No enterprising artist lacks a Web site, and brianpatneaude.com features the saxophonist’s complete performance schedule as well as information about recordings and his teaching schedule. He teaches three days a week at Blue Sky Music Studios in Delmar, which greatly helps support his work as a full-time musician—and, while it’s the closest he gets to a desk job, “I do it with my sax in my hand, so how bad can that be?”

He also started and maintains albany jazz.com, which began life five years ago as a simple calendar of all the area jazz performances he could discover, and has since grown to a sharp-looking, well-maintained locus of all manner of info on the area jazz scene. “We have so many musicians here playing jazz at a high level that I wanted to let people know where to find them,” he says. “Now it includes photos, bios, performing venues, CD and concert reviews and more. Musicians have told me they’ve even gotten gigs through the site.”
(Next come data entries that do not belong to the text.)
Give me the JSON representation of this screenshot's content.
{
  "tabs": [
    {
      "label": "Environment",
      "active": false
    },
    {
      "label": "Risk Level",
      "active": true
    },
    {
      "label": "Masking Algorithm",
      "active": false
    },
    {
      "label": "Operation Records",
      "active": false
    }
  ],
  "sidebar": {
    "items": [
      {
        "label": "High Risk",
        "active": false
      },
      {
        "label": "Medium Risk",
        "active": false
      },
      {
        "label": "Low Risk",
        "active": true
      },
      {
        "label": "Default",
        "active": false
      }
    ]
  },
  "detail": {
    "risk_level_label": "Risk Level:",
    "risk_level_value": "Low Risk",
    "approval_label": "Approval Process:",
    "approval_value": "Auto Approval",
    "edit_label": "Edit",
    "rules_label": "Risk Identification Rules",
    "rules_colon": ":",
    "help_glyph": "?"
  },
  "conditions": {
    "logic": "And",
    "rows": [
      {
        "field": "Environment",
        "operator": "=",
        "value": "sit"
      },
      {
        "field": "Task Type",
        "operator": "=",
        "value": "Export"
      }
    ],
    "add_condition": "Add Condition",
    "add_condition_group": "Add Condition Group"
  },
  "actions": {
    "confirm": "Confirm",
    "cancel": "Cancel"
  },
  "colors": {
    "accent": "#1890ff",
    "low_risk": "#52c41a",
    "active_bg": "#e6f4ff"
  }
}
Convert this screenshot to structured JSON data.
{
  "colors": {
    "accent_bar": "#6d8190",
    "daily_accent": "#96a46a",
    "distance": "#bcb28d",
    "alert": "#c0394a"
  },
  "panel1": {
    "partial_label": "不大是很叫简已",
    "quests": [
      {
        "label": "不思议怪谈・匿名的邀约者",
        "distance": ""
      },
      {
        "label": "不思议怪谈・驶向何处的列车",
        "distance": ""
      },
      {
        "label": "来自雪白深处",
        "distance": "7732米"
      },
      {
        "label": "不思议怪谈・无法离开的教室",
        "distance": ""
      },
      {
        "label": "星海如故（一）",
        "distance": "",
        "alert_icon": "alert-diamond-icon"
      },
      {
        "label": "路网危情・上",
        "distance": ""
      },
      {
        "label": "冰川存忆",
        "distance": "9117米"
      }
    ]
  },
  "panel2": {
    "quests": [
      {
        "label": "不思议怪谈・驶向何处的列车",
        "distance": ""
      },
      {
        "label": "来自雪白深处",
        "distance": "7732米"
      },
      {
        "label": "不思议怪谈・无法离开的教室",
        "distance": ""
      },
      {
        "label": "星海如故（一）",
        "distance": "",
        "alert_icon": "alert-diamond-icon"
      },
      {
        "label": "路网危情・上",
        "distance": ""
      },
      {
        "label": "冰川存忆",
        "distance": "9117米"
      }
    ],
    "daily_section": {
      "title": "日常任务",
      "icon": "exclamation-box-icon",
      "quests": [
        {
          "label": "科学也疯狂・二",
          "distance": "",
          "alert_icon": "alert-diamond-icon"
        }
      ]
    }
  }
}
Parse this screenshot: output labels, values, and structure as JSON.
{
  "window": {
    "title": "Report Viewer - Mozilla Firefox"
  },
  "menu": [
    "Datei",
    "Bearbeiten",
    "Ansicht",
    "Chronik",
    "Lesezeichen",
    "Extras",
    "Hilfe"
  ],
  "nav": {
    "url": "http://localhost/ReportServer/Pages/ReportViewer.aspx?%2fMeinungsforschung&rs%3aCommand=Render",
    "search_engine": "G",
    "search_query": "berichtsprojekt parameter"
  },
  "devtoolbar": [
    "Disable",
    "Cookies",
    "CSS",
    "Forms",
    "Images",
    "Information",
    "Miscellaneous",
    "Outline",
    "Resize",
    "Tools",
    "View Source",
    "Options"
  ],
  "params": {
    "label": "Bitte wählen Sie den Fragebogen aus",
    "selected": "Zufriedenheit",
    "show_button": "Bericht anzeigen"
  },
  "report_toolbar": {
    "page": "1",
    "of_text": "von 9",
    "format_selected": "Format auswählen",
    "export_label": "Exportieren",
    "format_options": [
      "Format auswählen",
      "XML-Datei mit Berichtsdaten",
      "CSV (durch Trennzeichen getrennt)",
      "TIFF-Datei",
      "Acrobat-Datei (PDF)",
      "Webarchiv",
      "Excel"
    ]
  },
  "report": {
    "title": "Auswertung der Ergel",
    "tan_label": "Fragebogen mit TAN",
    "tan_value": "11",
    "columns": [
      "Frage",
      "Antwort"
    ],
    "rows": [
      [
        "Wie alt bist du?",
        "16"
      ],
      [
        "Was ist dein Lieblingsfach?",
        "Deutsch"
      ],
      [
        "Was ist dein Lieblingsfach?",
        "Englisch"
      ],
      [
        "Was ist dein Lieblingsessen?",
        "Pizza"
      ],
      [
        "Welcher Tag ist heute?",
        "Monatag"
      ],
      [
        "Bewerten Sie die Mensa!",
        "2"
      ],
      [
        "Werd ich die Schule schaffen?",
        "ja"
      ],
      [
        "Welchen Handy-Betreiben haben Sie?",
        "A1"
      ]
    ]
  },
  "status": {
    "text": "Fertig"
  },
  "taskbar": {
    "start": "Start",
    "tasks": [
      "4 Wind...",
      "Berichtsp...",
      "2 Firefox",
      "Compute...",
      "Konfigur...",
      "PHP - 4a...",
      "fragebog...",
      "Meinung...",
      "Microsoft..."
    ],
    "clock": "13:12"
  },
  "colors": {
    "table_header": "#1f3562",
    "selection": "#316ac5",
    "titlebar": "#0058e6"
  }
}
Despite an ongoing immersion in jazz, Patneaude confesses that his guilty iPod pleasure would be Metallica. “But I don’t know if that’s even very guilty,” he adds. “I like guitarist Joe Satriani, and I’m a big fan of E.S.T., the Esbjorn Svensson Trio, a jazz group from Sweden [who have] an incredible range of sounds. And I always go back to Michael Brecker.”

For several years, Patneaude has won plaudits from area critics and reader polls. It would seem enough to persuade him to seek a more lucrative base. But he’s happy here, and has no plans to decamp, say, to Manhattan. Nevertheless, he wouldn’t mind finding gigs farther afield. “I’d like to crack into the festival scene,” he says. “We played the Albany Riverfront Festival a couple of years ago, and last year the quartet played the Kingston Jazz Festival alongside some of the biggest names in the business. We’d like to do more of that.”

Local artists frequently complain of what I’ve termed Local-Guy-Itis, which assumes that anyone who chooses to live here mustn’t be as talented as an out-of-towner. Has this been a problem?

“I don’t know if we would have gotten into Albany Riverfront if we didn’t have a local background. As for Kingston, we submitted material the same as any other performer. It’s a stigma I’ve heard other musicians talk about, but so far, I haven’t felt it.”

Patneaude is writing new songs, writing new charts (he tries them out with Keith Pray’s Big Soul Ensemble the first Tuesday of each month at Tess’ Lark Tavern) and thinking about the next CD, which may be a live recording. “I’ve been taping the Sunday night shows at Justin’s,” he says, “and, while it’s nothing I’m going to put out yet, there have been some magical moments.”

Brian Patneaude’s just-released third CD, As We Know It, will be celebrated with a release party at 8 PM on April 20 at the WAMC Performing Arts Studio (339 Central Ave., Albany).